Unique mention, dans la correspondance de Guy Patin, de la Compagnie du Saint-Sacrement, organisation religieuse dont la première idée émana en 1627 de Henri de Lévis, duc de Ventadour, qui voulait « promouvoir la gloire de Dieu par toutes sortes de moyens ». Elle fut véritablement mise sur pied entre 1629 et 1631 par le P. de Condren, général de l’Oratoire, et par le jésuite Jean Suffren.

Ouverte à tous, la Compagnie, que dirigeait un bureau, s’inspirait de la dévotion au Saint-Sacrement, chère au xviie s. : ses réunions avaient lieu le jeudi, jour consacré à l’Eucharistie ; comme le Christ caché dans l’hostie, la Compagnie voulait rester secrète, ce qui lui valut l’accusation d’occultisme.

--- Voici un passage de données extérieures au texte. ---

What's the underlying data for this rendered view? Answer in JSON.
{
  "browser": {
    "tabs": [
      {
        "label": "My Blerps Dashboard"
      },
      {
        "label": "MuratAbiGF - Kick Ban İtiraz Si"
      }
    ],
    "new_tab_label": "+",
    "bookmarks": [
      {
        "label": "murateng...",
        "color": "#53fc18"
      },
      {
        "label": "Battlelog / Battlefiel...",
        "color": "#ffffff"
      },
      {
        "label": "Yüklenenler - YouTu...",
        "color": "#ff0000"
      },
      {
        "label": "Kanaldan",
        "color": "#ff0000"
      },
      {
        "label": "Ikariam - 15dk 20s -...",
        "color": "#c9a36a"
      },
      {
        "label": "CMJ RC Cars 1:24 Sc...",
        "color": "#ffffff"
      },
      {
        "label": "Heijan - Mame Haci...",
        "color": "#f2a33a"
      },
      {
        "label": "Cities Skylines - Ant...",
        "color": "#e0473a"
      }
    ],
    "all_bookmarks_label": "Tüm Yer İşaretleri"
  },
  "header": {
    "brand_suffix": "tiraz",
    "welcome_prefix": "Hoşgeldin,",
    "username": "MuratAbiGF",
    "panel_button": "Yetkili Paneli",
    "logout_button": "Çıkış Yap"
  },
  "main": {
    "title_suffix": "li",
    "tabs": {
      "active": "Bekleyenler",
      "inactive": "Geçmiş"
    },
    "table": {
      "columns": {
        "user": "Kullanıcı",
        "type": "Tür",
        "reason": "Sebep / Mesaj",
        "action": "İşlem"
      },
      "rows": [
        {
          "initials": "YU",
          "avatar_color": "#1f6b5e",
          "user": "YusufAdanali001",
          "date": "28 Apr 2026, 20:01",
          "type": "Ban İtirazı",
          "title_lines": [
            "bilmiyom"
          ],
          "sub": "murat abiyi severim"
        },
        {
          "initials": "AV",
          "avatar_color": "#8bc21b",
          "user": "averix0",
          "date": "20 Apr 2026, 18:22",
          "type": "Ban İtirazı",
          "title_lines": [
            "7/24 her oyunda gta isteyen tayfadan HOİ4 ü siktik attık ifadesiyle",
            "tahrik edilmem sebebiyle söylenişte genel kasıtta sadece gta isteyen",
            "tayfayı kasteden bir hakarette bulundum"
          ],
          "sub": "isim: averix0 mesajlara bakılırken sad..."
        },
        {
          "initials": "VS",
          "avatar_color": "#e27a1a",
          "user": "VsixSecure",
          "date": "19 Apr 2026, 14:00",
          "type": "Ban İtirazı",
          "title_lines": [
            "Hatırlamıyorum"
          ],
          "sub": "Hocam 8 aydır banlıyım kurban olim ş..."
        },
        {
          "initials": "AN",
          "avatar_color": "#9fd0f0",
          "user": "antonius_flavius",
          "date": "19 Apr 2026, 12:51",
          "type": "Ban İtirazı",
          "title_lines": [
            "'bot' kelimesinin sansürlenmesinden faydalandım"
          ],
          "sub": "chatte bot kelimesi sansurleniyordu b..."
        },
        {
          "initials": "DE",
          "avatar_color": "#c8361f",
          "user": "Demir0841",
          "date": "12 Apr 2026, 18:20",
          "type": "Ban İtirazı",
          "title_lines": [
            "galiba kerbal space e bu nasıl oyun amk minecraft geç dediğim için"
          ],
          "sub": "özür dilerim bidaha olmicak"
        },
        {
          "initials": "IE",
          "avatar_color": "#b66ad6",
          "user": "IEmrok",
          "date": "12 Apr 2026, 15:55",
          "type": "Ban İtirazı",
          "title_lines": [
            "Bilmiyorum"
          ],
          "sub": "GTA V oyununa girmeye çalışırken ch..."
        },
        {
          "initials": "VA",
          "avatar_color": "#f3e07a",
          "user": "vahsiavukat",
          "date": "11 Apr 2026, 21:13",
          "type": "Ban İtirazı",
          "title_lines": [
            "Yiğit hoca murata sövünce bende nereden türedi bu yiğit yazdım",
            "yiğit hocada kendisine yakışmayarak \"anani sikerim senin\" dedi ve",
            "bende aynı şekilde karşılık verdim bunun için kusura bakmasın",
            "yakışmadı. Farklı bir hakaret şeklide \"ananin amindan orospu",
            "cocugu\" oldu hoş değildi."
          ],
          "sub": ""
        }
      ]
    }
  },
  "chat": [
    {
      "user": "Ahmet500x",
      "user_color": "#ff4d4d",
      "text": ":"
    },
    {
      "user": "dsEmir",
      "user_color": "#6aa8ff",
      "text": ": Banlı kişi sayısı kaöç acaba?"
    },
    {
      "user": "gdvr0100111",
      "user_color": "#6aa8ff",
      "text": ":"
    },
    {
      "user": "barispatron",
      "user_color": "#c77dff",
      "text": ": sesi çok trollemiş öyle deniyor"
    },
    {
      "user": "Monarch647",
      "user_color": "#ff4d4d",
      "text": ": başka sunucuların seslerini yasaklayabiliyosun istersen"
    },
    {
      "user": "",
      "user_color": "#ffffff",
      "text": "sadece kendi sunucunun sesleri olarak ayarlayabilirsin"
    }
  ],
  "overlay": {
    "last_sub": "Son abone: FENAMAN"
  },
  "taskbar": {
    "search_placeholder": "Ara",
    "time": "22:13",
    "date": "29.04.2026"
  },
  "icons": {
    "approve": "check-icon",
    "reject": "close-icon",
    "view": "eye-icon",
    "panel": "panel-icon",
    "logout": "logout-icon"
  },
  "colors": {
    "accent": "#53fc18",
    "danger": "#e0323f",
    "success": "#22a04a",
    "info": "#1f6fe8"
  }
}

Elle comptait autant d’ecclésiastiques que de laïcs, et mettait son immense réseau d’influence au service de ses pieux desseins, sans toujours bien veiller à la légalité de ses procédés.

Protégée, entre autres, par Louis xiii, Richelieu ou Anne d’Autriche, elle compta bientôt des affiliés de premier plan : Vincent de Paul (v. note [27], lettre 402), dès 1635, Jean-Jacques Olier, curé de Saint-Sulpice (v. note [6], lettre 318), Jean Eudes (1601-1680, prêtre de l’Oratoire canonisé en 1925, frère de l’historien, François Eudes de Mézeray (v. note [11], lettre 776), le premier président Guillaume de Lamoignon (v. note [1], lettre 540), Jacques-Bénigne Bossuet, nombre d’évêques et de grands seigneurs ; au moins 60 centres régionaux furent créés.

Les œuvres de charité avaient d’abord sollicité les membres de la Compagnie. En même temps, les sociétaires travaillaient à l’amendement des pécheurs et au maintien de la législation antiprotestante. Suivant les consignes du concile de Trente (v. note [4], lettre 430), ils firent exclure les prêtres scandaleux (1647) et poursuivirent l’immoralité sous toutes ses formes : prostitution, modes frivoles, spectacles… Le Tartuffe de Molière fut probablement interdit à leur instigation (1664, v. note [3], lettre 950), ce qui a accrédité parmi les libertins la fâcheuse activité d’une « cabale des dévots ».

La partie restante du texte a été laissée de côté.